Originally posted by Dimitri Dzengalshlevi

Originally posted by ErEhWoN
Yeah, even if their ballistic anti-ship missles have in flight terminal guidance maneuverability , its kinda herd to beat the speed of light!


It's kind've hard to focus a laser beam weapon at an incoming, highly-maneuverable and very fast anti-ship missile while hoping the tiny beam will somehow cause the heat-protected missile casing to fail and explode... let alone multiple incoming missiles...

I still fail to see what is so great about this waste of money. The Soviets had superior technology in the 60s that was battle-proven.


And you know these things, how?


I use this thing called the internet.

Russia "had laser cannons before US" (RIA Novosti)

Almaz-Antey HEL DEW (1970s-80s)


Almaz-Antey HEL DEW test


Almaz-Antey HEL DEW Mobile Combat System


Soviet Surface to Satalite Laser (1980s/FAS)


Depiction of a Soviet ground laser system in the field in Afghanistan


Almaz/Beriev A-60 High Energy Laser Directed Energy Weapon Testbed (First flight 1981)


New Russian anti missile laser being displayed abroad (2008/RT)

Is this good or should I get into technical details and not just pretty images?
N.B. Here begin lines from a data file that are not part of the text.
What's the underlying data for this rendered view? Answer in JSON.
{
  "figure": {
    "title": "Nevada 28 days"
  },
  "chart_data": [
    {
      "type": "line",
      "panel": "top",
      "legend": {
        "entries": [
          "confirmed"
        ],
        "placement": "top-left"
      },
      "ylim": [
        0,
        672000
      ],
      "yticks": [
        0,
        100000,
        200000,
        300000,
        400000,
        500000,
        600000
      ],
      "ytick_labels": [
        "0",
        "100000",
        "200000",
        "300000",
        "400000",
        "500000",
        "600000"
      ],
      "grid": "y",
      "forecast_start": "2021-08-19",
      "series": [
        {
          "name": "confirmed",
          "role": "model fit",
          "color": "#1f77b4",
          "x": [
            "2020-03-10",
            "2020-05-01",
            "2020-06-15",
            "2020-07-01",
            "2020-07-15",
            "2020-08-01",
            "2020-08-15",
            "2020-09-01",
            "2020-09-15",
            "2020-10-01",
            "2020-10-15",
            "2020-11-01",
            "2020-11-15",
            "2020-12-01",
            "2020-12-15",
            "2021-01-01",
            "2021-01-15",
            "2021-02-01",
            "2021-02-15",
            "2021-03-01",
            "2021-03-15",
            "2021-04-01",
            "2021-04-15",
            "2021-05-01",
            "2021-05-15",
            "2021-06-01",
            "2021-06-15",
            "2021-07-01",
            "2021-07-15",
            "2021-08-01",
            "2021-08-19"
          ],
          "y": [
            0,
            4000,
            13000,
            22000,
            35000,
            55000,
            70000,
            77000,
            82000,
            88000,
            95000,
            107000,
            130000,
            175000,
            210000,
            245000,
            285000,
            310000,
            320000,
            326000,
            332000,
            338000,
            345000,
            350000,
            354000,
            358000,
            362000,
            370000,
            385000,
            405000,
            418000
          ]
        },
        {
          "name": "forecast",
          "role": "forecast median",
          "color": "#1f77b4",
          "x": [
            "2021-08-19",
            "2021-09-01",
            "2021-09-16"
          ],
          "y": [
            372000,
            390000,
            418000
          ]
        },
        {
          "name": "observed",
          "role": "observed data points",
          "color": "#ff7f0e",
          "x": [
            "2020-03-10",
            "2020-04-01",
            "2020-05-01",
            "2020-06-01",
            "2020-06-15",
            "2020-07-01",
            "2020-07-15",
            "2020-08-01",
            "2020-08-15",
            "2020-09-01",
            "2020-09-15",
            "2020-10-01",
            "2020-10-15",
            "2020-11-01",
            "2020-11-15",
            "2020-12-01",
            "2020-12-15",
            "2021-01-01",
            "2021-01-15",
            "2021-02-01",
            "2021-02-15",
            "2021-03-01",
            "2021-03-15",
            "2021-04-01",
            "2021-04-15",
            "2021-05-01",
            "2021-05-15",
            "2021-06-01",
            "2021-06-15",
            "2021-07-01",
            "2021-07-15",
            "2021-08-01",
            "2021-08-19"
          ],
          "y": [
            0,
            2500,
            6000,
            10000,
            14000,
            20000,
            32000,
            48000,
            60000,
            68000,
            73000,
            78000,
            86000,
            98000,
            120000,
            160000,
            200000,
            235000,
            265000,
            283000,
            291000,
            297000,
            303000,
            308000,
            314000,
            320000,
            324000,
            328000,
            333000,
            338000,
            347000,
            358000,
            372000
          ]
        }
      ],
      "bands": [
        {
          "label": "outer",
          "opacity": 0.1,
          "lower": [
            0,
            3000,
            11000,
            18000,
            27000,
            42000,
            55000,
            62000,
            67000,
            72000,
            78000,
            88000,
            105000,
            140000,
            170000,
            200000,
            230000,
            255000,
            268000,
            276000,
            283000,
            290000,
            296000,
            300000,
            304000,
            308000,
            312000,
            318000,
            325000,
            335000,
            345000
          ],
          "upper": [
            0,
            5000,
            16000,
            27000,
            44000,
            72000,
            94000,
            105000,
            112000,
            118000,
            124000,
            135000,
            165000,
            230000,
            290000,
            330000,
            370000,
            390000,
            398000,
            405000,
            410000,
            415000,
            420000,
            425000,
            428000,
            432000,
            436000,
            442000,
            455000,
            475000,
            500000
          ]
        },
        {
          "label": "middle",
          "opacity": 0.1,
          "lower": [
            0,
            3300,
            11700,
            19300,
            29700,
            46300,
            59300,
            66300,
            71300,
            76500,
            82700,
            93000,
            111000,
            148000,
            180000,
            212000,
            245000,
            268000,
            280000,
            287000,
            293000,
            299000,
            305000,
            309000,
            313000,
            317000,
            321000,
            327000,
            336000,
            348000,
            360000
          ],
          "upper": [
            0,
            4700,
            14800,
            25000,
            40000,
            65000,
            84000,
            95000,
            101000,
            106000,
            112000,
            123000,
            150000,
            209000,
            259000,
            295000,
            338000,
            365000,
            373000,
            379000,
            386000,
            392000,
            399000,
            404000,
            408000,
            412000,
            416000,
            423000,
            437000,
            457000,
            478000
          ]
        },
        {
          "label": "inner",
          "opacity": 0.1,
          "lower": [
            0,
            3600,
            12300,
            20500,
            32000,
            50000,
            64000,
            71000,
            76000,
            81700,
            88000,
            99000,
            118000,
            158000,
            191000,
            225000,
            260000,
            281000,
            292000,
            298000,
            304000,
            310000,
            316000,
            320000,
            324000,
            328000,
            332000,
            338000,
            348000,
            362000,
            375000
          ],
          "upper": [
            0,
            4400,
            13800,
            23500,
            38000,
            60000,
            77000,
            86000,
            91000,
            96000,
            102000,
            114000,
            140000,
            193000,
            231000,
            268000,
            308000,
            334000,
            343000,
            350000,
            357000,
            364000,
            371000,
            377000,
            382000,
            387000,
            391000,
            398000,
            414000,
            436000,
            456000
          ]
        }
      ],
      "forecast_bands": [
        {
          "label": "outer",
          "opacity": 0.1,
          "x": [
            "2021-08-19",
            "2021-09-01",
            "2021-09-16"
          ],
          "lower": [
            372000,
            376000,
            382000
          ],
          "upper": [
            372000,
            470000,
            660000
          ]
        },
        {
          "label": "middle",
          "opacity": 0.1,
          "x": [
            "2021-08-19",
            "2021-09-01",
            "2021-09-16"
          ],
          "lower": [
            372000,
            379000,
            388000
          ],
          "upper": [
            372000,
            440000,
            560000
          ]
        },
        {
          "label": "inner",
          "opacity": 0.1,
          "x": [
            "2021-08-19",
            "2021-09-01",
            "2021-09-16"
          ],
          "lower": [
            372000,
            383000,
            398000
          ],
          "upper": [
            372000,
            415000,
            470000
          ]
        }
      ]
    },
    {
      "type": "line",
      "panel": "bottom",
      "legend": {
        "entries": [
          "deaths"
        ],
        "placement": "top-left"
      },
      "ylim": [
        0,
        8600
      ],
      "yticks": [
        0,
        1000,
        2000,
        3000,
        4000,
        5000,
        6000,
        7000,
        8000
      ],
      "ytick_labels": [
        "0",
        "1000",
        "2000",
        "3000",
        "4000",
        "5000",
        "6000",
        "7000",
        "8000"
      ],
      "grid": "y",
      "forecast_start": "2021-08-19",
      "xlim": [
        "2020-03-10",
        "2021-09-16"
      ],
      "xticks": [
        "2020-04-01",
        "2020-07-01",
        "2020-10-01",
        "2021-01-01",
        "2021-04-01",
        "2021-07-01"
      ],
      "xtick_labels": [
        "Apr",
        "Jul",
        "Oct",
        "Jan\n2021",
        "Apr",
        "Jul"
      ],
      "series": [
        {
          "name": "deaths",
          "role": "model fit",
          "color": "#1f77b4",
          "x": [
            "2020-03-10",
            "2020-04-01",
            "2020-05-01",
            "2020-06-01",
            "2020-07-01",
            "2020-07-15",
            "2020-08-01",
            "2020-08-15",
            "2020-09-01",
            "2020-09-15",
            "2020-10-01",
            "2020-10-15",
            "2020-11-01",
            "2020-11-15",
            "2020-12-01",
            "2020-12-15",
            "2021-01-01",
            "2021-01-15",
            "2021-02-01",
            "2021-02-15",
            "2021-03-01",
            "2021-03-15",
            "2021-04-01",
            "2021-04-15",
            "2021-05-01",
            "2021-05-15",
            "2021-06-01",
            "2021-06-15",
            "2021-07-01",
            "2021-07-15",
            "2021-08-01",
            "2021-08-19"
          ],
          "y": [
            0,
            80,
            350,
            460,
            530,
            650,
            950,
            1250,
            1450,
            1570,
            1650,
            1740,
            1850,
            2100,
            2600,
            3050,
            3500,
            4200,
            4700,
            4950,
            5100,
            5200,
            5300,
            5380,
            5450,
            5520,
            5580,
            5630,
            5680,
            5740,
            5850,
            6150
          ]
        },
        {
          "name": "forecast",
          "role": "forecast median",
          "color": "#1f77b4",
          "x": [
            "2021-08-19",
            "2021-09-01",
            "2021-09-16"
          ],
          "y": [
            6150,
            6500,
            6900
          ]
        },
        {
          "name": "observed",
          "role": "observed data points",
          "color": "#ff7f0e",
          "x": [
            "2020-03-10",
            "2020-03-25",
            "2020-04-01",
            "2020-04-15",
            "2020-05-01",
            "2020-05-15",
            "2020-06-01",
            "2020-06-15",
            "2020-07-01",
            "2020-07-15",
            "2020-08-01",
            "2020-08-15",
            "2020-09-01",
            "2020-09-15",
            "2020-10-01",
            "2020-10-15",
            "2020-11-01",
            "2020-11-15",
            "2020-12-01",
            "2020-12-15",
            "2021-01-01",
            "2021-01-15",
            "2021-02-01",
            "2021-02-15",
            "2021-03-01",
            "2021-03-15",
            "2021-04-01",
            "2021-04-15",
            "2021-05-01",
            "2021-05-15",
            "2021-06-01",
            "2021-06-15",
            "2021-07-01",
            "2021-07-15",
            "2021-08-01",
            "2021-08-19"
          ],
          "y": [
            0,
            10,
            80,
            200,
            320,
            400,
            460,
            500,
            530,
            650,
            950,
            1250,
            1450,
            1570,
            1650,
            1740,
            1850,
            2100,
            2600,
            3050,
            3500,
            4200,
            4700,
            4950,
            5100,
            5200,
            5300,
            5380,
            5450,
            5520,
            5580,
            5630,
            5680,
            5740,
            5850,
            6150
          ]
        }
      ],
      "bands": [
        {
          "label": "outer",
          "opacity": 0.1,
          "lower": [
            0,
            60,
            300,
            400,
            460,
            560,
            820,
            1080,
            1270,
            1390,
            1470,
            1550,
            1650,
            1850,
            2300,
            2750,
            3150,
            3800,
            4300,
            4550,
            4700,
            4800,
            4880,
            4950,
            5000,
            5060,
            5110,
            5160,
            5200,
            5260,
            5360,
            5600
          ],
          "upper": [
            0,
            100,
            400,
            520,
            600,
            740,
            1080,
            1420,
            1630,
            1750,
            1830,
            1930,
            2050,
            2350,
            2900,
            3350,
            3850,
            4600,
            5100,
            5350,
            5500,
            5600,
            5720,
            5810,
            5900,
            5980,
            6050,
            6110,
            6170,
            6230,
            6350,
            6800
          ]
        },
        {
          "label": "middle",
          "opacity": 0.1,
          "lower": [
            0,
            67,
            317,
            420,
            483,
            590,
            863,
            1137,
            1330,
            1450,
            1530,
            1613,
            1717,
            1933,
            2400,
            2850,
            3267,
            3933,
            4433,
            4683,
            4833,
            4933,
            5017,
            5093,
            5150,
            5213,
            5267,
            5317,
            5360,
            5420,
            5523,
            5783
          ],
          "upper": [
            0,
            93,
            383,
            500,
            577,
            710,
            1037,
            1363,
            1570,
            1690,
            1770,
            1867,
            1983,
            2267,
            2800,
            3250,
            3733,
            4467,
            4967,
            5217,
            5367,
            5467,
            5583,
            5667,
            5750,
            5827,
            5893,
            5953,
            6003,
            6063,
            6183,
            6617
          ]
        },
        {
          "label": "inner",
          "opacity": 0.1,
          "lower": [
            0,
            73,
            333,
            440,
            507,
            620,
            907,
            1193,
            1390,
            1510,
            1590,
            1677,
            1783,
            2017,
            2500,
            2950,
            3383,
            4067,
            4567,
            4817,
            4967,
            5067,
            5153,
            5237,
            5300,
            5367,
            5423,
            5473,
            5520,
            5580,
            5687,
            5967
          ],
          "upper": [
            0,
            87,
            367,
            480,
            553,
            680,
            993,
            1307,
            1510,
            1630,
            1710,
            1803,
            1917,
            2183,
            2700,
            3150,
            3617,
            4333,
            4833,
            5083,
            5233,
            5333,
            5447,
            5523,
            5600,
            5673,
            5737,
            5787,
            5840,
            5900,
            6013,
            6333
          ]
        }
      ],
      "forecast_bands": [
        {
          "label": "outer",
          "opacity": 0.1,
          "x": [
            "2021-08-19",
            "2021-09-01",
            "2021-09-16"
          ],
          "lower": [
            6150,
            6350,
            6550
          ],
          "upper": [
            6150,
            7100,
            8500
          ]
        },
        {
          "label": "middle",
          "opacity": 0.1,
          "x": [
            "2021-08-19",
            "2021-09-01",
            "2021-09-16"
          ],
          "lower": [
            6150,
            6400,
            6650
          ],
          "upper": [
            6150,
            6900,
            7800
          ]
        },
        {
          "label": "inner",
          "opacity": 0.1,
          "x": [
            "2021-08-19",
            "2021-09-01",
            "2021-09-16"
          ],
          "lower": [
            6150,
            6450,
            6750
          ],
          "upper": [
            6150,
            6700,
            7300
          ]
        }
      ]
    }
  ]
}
Really? If true, the russians would still have the technology, right? Why or how did they lose it?


The Russians have developed advanced laser systems and in true Russian efficiency they still use them in an operational capacity. The Russians aren't stupid, they know that you need a rediculous amount of research, advanced techonlogy, and practical data to use massive laser systems so Russia now uses what they have already developed in operational limits, meaning lasers are not a big focus in the Russian military (compared to their advanced missile technology).

In truth, most of modern Russian laser weapon tech appears to be privatized and sold to corporations, ie the Manta for transport aircraft defense. I would not be surprised if this is where the US got most of its laser weapons technology.